Does Hand to Hold and its volunteers ever give medical advice?
No. Hand to Hold is designed to support parents and caregivers by lending an ear, sharing resources and providing emotional support. They are by no means a substitute or replacement for care by a physician or therapist. Volunteers and staff are specifically instructed not to offer medical advice.
What is the time commitment like for Helping Hand mentors?
The time commitment varies when Helping Hands are matched with peers. Once you meet your peer, you both can decide when, how often and for how long you will correspond. It could mean phone calls each week, corresponding via text or social media, regular emails or it could mean waiting in a reception area holding their hand as their child goes through surgery. Both the Helping Hand mentor and peer decide what level of support is best for them.
Are there other volunteer roles available for parents?
Yes.
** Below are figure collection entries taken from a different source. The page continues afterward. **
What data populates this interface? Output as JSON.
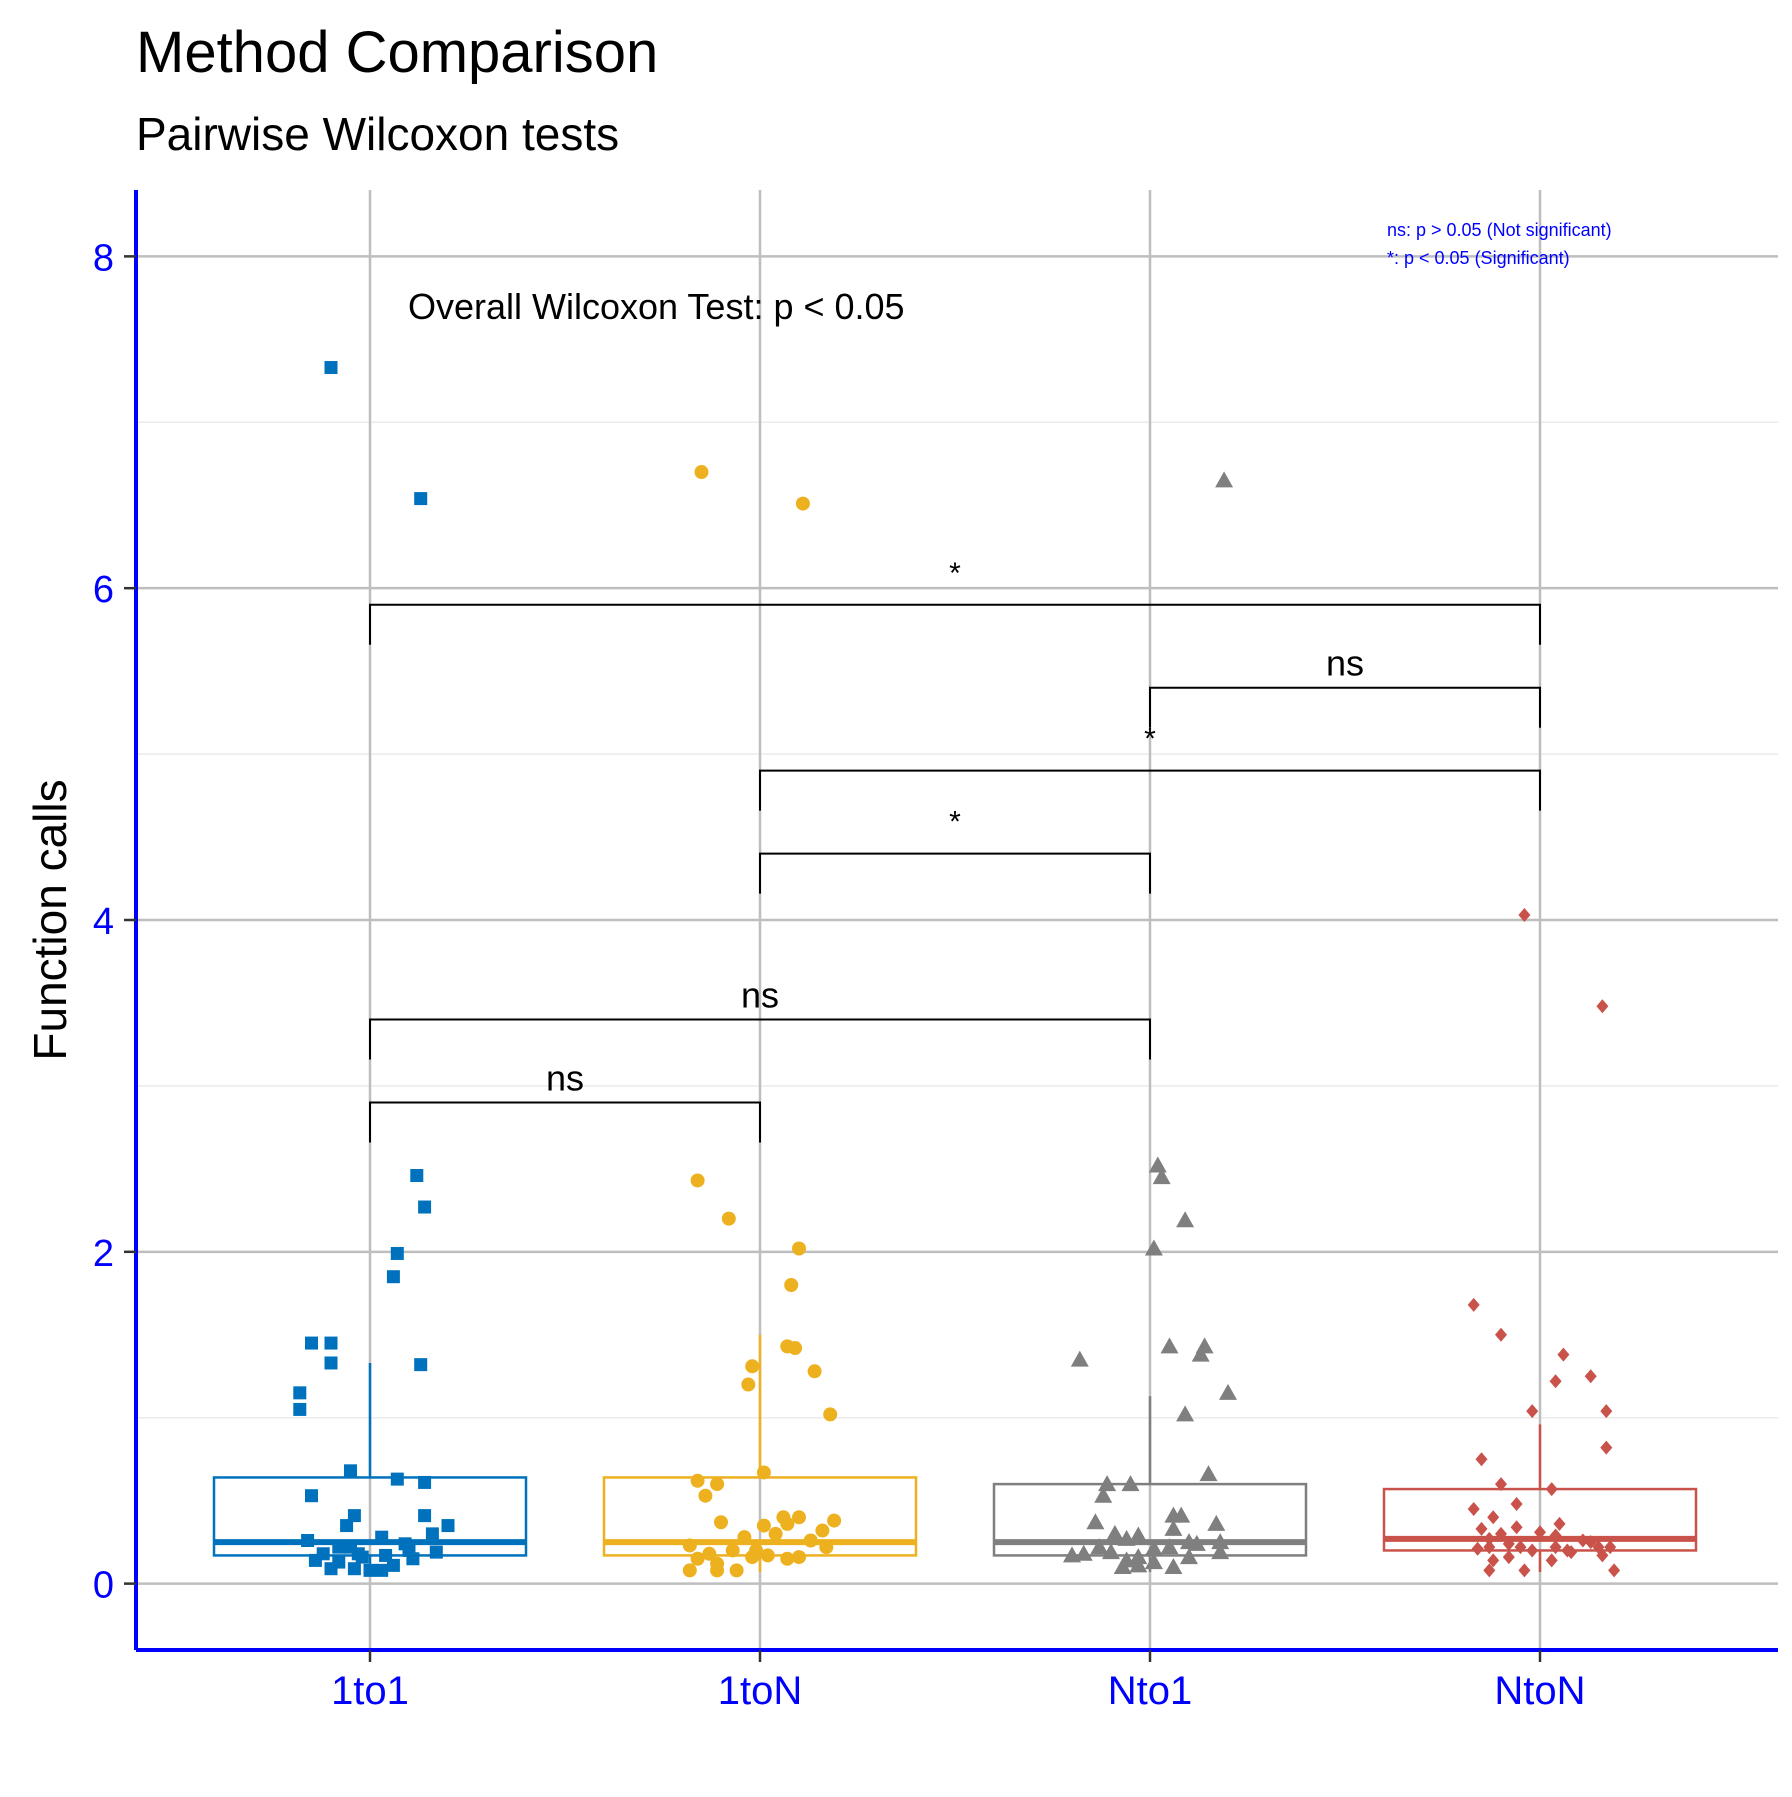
{
  "chart_data": {
    "type": "box",
    "title": "Method Comparison",
    "subtitle": "Pairwise Wilcoxon tests",
    "xlabel": "",
    "ylabel": "Function calls",
    "ylim": [
      -0.4,
      8.4
    ],
    "y_ticks": [
      0,
      2,
      4,
      6,
      8
    ],
    "grid": true,
    "categories": [
      "1to1",
      "1toN",
      "Nto1",
      "NtoN"
    ],
    "boxes": [
      {
        "category": "1to1",
        "color": "#0072BD",
        "marker": "square",
        "q1": 0.17,
        "median": 0.25,
        "q3": 0.64,
        "whisker_low": 0.07,
        "whisker_high": 1.33,
        "points": [
          [
            -0.1,
            7.33
          ],
          [
            0.13,
            6.54
          ],
          [
            0.12,
            2.46
          ],
          [
            0.14,
            2.27
          ],
          [
            0.07,
            1.99
          ],
          [
            0.06,
            1.85
          ],
          [
            0.13,
            1.32
          ],
          [
            -0.15,
            1.45
          ],
          [
            -0.1,
            1.45
          ],
          [
            -0.1,
            1.33
          ],
          [
            -0.18,
            1.15
          ],
          [
            -0.18,
            1.05
          ],
          [
            -0.05,
            0.68
          ],
          [
            0.07,
            0.63
          ],
          [
            0.14,
            0.61
          ],
          [
            -0.15,
            0.53
          ],
          [
            0.14,
            0.41
          ],
          [
            -0.04,
            0.41
          ],
          [
            0.2,
            0.35
          ],
          [
            -0.06,
            0.35
          ],
          [
            0.03,
            0.28
          ],
          [
            0.16,
            0.3
          ],
          [
            -0.16,
            0.26
          ],
          [
            0.09,
            0.24
          ],
          [
            -0.08,
            0.22
          ],
          [
            0.17,
            0.19
          ],
          [
            -0.12,
            0.18
          ],
          [
            0.04,
            0.17
          ],
          [
            -0.02,
            0.16
          ],
          [
            0.11,
            0.15
          ],
          [
            -0.14,
            0.14
          ],
          [
            -0.08,
            0.13
          ],
          [
            0.06,
            0.11
          ],
          [
            -0.1,
            0.09
          ],
          [
            -0.04,
            0.09
          ],
          [
            0.0,
            0.08
          ],
          [
            0.03,
            0.08
          ],
          [
            -0.03,
            0.18
          ],
          [
            0.1,
            0.2
          ],
          [
            -0.05,
            0.22
          ]
        ]
      },
      {
        "category": "1toN",
        "color": "#EDB120",
        "marker": "circle",
        "q1": 0.17,
        "median": 0.25,
        "q3": 0.64,
        "whisker_low": 0.07,
        "whisker_high": 1.5,
        "points": [
          [
            -0.15,
            6.7
          ],
          [
            0.11,
            6.51
          ],
          [
            -0.16,
            2.43
          ],
          [
            -0.08,
            2.2
          ],
          [
            0.1,
            2.02
          ],
          [
            0.08,
            1.8
          ],
          [
            0.07,
            1.43
          ],
          [
            0.09,
            1.42
          ],
          [
            -0.02,
            1.31
          ],
          [
            0.14,
            1.28
          ],
          [
            -0.03,
            1.2
          ],
          [
            0.18,
            1.02
          ],
          [
            0.01,
            0.67
          ],
          [
            -0.16,
            0.62
          ],
          [
            -0.11,
            0.6
          ],
          [
            -0.14,
            0.53
          ],
          [
            0.1,
            0.4
          ],
          [
            0.06,
            0.4
          ],
          [
            0.19,
            0.38
          ],
          [
            -0.1,
            0.37
          ],
          [
            0.01,
            0.35
          ],
          [
            0.07,
            0.36
          ],
          [
            0.16,
            0.32
          ],
          [
            0.04,
            0.3
          ],
          [
            -0.04,
            0.28
          ],
          [
            0.13,
            0.26
          ],
          [
            -0.18,
            0.23
          ],
          [
            0.17,
            0.22
          ],
          [
            -0.07,
            0.2
          ],
          [
            -0.13,
            0.18
          ],
          [
            0.02,
            0.17
          ],
          [
            0.1,
            0.16
          ],
          [
            -0.02,
            0.16
          ],
          [
            0.07,
            0.15
          ],
          [
            -0.16,
            0.15
          ],
          [
            -0.11,
            0.12
          ],
          [
            -0.18,
            0.08
          ],
          [
            -0.11,
            0.08
          ],
          [
            -0.06,
            0.08
          ],
          [
            -0.01,
            0.2
          ]
        ]
      },
      {
        "category": "Nto1",
        "color": "#7F7F7F",
        "marker": "triangle",
        "q1": 0.17,
        "median": 0.25,
        "q3": 0.6,
        "whisker_low": 0.07,
        "whisker_high": 1.13,
        "points": [
          [
            0.19,
            6.65
          ],
          [
            0.02,
            2.52
          ],
          [
            0.03,
            2.45
          ],
          [
            0.09,
            2.19
          ],
          [
            0.01,
            2.02
          ],
          [
            -0.18,
            1.35
          ],
          [
            0.05,
            1.43
          ],
          [
            0.14,
            1.43
          ],
          [
            0.13,
            1.38
          ],
          [
            0.2,
            1.15
          ],
          [
            0.09,
            1.02
          ],
          [
            0.15,
            0.66
          ],
          [
            -0.05,
            0.6
          ],
          [
            -0.11,
            0.6
          ],
          [
            -0.12,
            0.53
          ],
          [
            0.06,
            0.41
          ],
          [
            0.08,
            0.41
          ],
          [
            -0.14,
            0.37
          ],
          [
            0.17,
            0.36
          ],
          [
            0.06,
            0.33
          ],
          [
            -0.09,
            0.3
          ],
          [
            -0.03,
            0.29
          ],
          [
            -0.06,
            0.27
          ],
          [
            0.1,
            0.25
          ],
          [
            0.18,
            0.25
          ],
          [
            -0.13,
            0.22
          ],
          [
            0.01,
            0.21
          ],
          [
            0.18,
            0.19
          ],
          [
            -0.17,
            0.18
          ],
          [
            -0.2,
            0.17
          ],
          [
            -0.03,
            0.16
          ],
          [
            0.1,
            0.16
          ],
          [
            -0.06,
            0.14
          ],
          [
            0.01,
            0.13
          ],
          [
            -0.03,
            0.11
          ],
          [
            0.06,
            0.1
          ],
          [
            -0.07,
            0.1
          ],
          [
            0.05,
            0.22
          ],
          [
            -0.1,
            0.19
          ],
          [
            0.12,
            0.24
          ]
        ]
      },
      {
        "category": "NtoN",
        "color": "#C9524A",
        "marker": "diamond",
        "q1": 0.2,
        "median": 0.27,
        "q3": 0.57,
        "whisker_low": 0.07,
        "whisker_high": 0.96,
        "points": [
          [
            -0.04,
            4.03
          ],
          [
            0.16,
            3.48
          ],
          [
            -0.17,
            1.68
          ],
          [
            -0.1,
            1.5
          ],
          [
            0.06,
            1.38
          ],
          [
            0.13,
            1.25
          ],
          [
            0.04,
            1.22
          ],
          [
            -0.02,
            1.04
          ],
          [
            0.17,
            1.04
          ],
          [
            0.17,
            0.82
          ],
          [
            -0.15,
            0.75
          ],
          [
            -0.1,
            0.6
          ],
          [
            0.03,
            0.57
          ],
          [
            -0.06,
            0.48
          ],
          [
            -0.17,
            0.45
          ],
          [
            -0.12,
            0.4
          ],
          [
            0.05,
            0.36
          ],
          [
            -0.06,
            0.34
          ],
          [
            -0.15,
            0.33
          ],
          [
            0.0,
            0.31
          ],
          [
            -0.1,
            0.3
          ],
          [
            0.04,
            0.29
          ],
          [
            -0.13,
            0.27
          ],
          [
            0.11,
            0.26
          ],
          [
            0.13,
            0.25
          ],
          [
            -0.08,
            0.24
          ],
          [
            -0.05,
            0.22
          ],
          [
            -0.13,
            0.22
          ],
          [
            0.04,
            0.22
          ],
          [
            0.15,
            0.22
          ],
          [
            0.18,
            0.22
          ],
          [
            -0.16,
            0.21
          ],
          [
            -0.02,
            0.2
          ],
          [
            0.08,
            0.19
          ],
          [
            0.16,
            0.17
          ],
          [
            -0.08,
            0.16
          ],
          [
            -0.12,
            0.14
          ],
          [
            0.03,
            0.14
          ],
          [
            -0.13,
            0.08
          ],
          [
            -0.04,
            0.08
          ],
          [
            0.19,
            0.08
          ],
          [
            0.07,
            0.2
          ]
        ]
      }
    ],
    "comparisons": [
      {
        "from": "1to1",
        "to": "1toN",
        "label": "ns",
        "y": 2.9
      },
      {
        "from": "1to1",
        "to": "Nto1",
        "label": "ns",
        "y": 3.4
      },
      {
        "from": "1toN",
        "to": "Nto1",
        "label": "*",
        "y": 4.4
      },
      {
        "from": "1toN",
        "to": "NtoN",
        "label": "*",
        "y": 4.9
      },
      {
        "from": "Nto1",
        "to": "NtoN",
        "label": "ns",
        "y": 5.4
      },
      {
        "from": "1to1",
        "to": "NtoN",
        "label": "*",
        "y": 5.9
      }
    ],
    "annotations": [
      {
        "text": "Overall Wilcoxon Test: p < 0.05",
        "x": "1to1",
        "y": 7.7
      }
    ],
    "legend_notes": [
      "ns: p > 0.05 (Not significant)",
      "*: p < 0.05 (Significant)"
    ],
    "legend_placement": "top-right",
    "axis_color": "#0000FF"
  }
}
Parents can meet others through periodic parent socials and coffee hours, NICU Support Group, Sibling Support Events and other volunteer opportunities come up such as volunteering for hospital-specific NICU reunions and other events where we can reach more parents who may benefit from Hand to Hold’s community of committed parents. You can also connect with fellow parents and ask questions on our NICU parent forum Life After NICU, and mark your calendar for our monthly online chats with experts. Find out more ideas on our Volunteers page. Contact our family support team, at support [at] handtohold [dot] org for the latest information or call us.
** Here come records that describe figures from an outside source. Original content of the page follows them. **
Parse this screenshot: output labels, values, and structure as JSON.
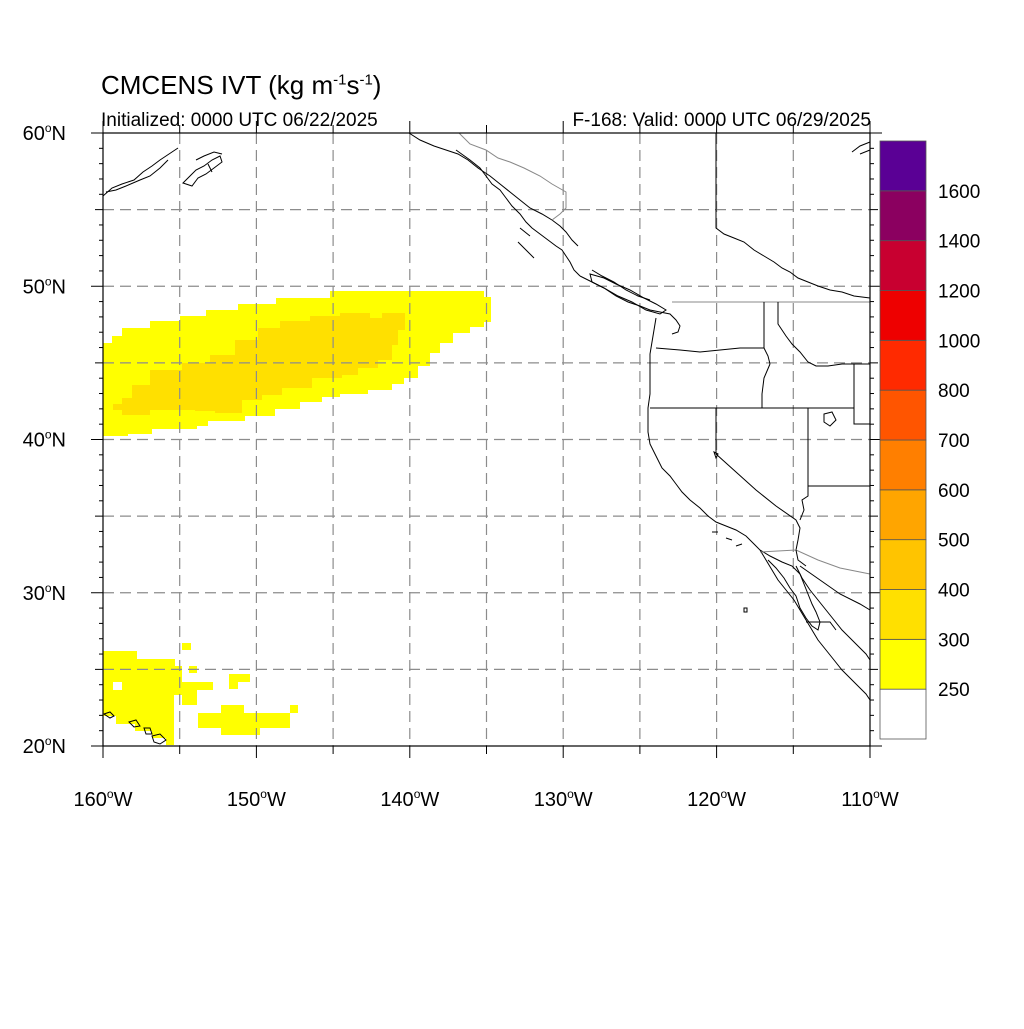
{
  "title": {
    "prefix": "CMCENS IVT (kg m",
    "exp1": "-1",
    "mid": "s",
    "exp2": "-1",
    "suffix": ")"
  },
  "initialized": "Initialized: 0000 UTC 06/22/2025",
  "valid": "F-168: Valid: 0000 UTC 06/29/2025",
  "map": {
    "lon_range": [
      -160,
      -110
    ],
    "lat_range": [
      20,
      60
    ],
    "lat_labels": [
      {
        "lat": 60,
        "deg": "60",
        "hem": "N"
      },
      {
        "lat": 50,
        "deg": "50",
        "hem": "N"
      },
      {
        "lat": 40,
        "deg": "40",
        "hem": "N"
      },
      {
        "lat": 30,
        "deg": "30",
        "hem": "N"
      },
      {
        "lat": 20,
        "deg": "20",
        "hem": "N"
      }
    ],
    "lon_labels": [
      {
        "lon": -160,
        "deg": "160",
        "hem": "W"
      },
      {
        "lon": -150,
        "deg": "150",
        "hem": "W"
      },
      {
        "lon": -140,
        "deg": "140",
        "hem": "W"
      },
      {
        "lon": -130,
        "deg": "130",
        "hem": "W"
      },
      {
        "lon": -120,
        "deg": "120",
        "hem": "W"
      },
      {
        "lon": -110,
        "deg": "110",
        "hem": "W"
      }
    ],
    "gridlines": "dashed gray every 5°",
    "colorbar": {
      "labels": [
        "250",
        "300",
        "400",
        "500",
        "600",
        "700",
        "800",
        "1000",
        "1200",
        "1400",
        "1600"
      ],
      "colors": [
        "#ffffff",
        "#ffff00",
        "#ffe000",
        "#ffc400",
        "#ffa500",
        "#ff7f00",
        "#ff5500",
        "#ff2a00",
        "#ee0000",
        "#c80030",
        "#8b0060",
        "#5a0095"
      ]
    }
  }
}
Can health care professionals be involved?
Absolutely, we welcome the participation of health care professionals. Help us spread the word to parents you know who could benefit from peer-to-peer support. We also now offer a NICU Resource Library for hospitals by subscription to complement a hospital’s family-centered care initiatives. Visit our Health Care Professional page to learn more.
Does Hand to Hold charge for services provided to parents and their families?
No. Hand to Hold is an independent nonprofit 501(c)(3) organization and raises money from individuals and organizations to cover these services and education for the benefit of Hand to Hold families.
What organizations support advocacy and research to prevent premature birth?
The March of Dimes is a national organization which raises money to fund advocacy, awareness and research to improve the health of babies by preventing birth defects, premature birth and infant mortality. The Eunice Kennedy Shriver National Institute of Child Health and Development also funds research in this area. Preemie Voices provides legislative information, policy and news related to prematurity. Baby First provides clinical education and support for parents also. Find more organizations on our interactive Resource Directory.